TFAC has been calling on York University to take our call for substantive consultations with CUPE 3903 and other various student, faculty, and community groups seriously for over a year and a half. Not only did TFAC have to fight to have a spot at the table, but once allowed in the room it was made clear to us that York University was not interested in substantive productive consultation and communication.This refusal to properly consult with TFAC, CUPE 3903, and similar groups was the main issue that left TFAC with no choice but to withdraw from York University’s failed consultation process surrounding the Sexual Violence Policy.

When TFAC raised important concerns about York University’s policies, our concerns were largely ignored. TFAC took issue with the University’s policy being perpetrator-centric and not survivor-centric as was claimed, for refusing to protect survivor’s confidentiality when requested, as well as many other issues. To date we have failed to see these critical issues addressed.

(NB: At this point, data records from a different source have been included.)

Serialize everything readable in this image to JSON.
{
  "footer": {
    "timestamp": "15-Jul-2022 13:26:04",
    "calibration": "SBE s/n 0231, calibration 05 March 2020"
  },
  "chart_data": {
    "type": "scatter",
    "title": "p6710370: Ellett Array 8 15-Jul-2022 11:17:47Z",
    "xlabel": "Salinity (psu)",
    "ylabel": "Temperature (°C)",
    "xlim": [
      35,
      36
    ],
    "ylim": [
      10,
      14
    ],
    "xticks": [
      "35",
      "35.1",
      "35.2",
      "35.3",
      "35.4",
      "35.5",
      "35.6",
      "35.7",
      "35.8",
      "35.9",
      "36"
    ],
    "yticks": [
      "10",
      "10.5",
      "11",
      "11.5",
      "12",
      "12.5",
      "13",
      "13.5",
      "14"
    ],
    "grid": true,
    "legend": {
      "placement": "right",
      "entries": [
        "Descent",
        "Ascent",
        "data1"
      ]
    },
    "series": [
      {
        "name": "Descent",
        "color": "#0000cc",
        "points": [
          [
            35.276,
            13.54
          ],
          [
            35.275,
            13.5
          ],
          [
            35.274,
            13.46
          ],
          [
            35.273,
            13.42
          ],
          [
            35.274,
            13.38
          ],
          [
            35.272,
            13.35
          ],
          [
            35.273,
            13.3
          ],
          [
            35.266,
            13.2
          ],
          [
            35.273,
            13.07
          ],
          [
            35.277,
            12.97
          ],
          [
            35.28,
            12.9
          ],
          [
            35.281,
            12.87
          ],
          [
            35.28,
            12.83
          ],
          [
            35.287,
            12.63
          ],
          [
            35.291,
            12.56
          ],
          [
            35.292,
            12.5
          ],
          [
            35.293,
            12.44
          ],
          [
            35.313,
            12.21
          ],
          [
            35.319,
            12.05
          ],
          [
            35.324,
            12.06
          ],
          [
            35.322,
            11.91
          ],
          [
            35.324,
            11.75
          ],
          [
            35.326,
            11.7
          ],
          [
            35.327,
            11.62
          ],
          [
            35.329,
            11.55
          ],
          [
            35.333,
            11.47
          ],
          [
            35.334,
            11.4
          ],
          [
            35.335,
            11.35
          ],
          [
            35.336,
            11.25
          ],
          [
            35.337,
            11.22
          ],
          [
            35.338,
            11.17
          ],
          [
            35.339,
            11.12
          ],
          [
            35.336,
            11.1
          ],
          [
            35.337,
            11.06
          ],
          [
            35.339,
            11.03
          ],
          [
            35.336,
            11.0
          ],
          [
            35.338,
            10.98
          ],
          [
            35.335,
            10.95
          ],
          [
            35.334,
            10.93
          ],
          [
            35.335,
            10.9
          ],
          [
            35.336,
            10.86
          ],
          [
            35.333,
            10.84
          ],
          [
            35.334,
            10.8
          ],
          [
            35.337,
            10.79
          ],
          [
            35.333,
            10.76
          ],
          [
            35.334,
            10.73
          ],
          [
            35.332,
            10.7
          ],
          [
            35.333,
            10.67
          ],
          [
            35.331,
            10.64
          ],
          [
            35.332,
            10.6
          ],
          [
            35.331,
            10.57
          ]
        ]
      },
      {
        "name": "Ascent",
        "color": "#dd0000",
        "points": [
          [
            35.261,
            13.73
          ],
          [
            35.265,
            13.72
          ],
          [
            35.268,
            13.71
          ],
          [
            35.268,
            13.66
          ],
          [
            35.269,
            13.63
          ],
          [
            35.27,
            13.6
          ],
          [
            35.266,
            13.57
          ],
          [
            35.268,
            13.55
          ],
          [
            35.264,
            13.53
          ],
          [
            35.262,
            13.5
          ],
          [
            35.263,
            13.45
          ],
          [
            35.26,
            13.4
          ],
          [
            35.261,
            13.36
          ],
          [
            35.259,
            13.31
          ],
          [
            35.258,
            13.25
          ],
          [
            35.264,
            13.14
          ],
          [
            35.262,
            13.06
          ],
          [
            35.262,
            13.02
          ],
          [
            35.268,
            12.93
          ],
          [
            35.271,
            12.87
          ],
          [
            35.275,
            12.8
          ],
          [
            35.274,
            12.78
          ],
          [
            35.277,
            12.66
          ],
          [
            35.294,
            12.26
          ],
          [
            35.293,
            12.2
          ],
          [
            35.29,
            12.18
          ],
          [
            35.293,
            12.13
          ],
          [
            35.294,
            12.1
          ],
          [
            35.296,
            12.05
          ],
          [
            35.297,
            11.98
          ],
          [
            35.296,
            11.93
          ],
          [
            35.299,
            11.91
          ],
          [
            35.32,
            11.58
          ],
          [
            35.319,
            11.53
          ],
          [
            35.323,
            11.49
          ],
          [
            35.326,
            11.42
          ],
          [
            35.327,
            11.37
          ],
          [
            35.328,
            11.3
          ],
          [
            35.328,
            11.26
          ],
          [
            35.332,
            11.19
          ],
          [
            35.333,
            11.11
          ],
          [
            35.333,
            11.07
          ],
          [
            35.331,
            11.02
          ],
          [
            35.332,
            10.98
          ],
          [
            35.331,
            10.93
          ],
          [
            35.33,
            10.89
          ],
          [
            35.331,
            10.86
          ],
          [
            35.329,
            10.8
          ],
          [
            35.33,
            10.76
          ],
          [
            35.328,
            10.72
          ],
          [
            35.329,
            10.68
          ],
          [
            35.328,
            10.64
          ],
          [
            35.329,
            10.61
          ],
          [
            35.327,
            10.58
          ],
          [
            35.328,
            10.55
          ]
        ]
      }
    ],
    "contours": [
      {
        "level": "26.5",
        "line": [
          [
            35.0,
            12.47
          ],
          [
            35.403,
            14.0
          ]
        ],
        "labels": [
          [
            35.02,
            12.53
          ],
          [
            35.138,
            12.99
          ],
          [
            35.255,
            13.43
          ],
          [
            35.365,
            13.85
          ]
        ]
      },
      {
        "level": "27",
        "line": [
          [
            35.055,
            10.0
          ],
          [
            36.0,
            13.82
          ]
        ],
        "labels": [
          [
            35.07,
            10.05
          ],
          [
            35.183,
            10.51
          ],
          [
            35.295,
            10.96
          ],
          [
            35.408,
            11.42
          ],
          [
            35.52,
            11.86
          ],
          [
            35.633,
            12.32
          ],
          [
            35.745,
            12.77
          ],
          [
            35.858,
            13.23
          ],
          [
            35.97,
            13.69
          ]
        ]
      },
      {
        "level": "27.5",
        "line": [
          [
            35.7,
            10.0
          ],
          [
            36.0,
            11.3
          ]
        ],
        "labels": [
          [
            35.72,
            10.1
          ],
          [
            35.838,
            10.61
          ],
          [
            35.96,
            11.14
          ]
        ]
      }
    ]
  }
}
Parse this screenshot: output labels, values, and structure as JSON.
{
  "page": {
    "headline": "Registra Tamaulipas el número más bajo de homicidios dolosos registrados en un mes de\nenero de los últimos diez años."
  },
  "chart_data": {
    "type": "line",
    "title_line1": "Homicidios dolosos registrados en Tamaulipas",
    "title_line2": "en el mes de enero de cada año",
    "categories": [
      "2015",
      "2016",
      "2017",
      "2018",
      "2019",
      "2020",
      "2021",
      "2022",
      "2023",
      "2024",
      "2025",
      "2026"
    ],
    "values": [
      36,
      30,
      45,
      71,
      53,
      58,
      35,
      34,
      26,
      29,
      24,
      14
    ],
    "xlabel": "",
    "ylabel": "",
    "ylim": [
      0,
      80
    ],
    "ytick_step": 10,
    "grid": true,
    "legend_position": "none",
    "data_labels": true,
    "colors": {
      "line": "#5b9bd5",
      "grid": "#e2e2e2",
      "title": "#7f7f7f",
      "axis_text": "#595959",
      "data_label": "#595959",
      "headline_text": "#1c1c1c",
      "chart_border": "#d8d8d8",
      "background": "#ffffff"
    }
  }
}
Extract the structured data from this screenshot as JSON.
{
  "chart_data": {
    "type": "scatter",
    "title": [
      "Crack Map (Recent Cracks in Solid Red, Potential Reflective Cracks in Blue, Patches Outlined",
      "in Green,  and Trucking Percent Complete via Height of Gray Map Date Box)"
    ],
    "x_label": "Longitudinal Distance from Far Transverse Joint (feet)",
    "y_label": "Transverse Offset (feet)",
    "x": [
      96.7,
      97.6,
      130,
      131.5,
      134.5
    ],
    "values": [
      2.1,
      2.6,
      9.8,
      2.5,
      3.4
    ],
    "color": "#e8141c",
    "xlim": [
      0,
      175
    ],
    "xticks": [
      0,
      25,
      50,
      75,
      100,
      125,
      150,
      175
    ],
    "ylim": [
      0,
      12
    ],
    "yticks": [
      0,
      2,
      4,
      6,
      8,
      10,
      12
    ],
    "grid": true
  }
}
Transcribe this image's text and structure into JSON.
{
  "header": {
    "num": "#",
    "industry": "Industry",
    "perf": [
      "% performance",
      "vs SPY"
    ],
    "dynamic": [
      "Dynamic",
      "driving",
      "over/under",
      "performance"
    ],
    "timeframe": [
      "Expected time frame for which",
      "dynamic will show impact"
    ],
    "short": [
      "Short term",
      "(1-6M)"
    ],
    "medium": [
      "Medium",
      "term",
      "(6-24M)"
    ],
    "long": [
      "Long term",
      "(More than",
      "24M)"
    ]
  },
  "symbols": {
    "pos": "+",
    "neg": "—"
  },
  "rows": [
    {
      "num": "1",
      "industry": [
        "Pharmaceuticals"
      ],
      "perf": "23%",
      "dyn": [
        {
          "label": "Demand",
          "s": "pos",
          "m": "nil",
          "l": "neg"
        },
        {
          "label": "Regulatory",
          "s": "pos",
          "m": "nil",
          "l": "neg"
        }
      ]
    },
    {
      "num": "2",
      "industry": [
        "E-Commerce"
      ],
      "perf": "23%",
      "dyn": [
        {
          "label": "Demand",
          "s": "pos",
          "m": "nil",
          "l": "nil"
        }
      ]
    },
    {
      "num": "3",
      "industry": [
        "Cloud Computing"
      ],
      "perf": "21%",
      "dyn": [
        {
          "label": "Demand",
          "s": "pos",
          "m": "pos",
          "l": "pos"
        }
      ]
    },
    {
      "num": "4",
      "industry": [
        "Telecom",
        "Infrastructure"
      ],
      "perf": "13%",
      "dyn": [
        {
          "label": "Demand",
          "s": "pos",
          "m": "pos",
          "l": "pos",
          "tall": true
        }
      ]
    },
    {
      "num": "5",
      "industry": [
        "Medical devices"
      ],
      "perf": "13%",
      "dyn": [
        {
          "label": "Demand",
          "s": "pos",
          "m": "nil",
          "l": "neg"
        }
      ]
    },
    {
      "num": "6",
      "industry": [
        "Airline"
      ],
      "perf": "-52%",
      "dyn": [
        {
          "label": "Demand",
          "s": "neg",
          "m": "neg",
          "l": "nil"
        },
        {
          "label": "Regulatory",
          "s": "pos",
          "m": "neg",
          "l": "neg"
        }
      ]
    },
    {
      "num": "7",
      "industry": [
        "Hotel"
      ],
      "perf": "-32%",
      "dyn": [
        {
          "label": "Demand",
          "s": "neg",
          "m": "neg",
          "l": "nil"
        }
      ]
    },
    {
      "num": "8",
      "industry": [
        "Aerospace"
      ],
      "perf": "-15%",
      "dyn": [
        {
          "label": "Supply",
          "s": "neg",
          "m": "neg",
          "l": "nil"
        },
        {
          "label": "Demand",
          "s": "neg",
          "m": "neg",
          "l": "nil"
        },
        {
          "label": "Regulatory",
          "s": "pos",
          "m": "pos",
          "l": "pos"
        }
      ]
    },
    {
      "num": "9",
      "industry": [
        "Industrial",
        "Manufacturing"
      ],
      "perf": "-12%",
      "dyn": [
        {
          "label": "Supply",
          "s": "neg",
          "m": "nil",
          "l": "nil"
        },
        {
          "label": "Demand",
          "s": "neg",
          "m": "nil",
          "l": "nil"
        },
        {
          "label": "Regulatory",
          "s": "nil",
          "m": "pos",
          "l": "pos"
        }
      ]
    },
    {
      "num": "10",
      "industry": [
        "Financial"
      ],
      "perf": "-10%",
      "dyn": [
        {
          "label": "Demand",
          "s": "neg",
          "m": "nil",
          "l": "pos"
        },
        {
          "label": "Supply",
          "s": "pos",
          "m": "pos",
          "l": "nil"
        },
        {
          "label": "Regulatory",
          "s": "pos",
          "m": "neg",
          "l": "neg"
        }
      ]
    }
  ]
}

Furthermore, in the current round of bargaining between York University and CUPE 3903, the union has brought forward several proposals aimed at addressing sexual violence on campus and supporting survivors. These include mandatory paid anti-sexual assault training for contract faculty and teaching assistants, paid leave for CUPE 3903 members affected by sexual and gender based violence, a support fund for survivors of sexual violence. So far minimal movement has been made toward supporting a sexual and gender based violence leave, and the proposal for a support fund has been completely denied. Minimal movement has been made regarding mandatory paid anti-sexual assault training. The employer believes that only contract faculty should get the full paid training, which shows a complete misunderstanding of how classrooms at York are structured. Teaching Assistants are often the instructors with whom students have the most contact, increasing the chances that they could receive a disclosure of sexual violence.

The relationship CUPE 3903 members have with the student body is an important part of why we deserve to be meaningfully consulted. York also has a responsibility to its employees to make sure that the policies it enacts do not make things worse for them. The refusal to deal with sexual violence in a meaningful way at the bargaining table, combined with the exclusion of CUPE 3903 and TFAC from this new advisory committee, demonstrates how York University is not taking its commitment to respond to sexual violence seriously. We call on York to do better and live up to its stated commitment a meaningful and survivor-centric response to sexual violence on campus.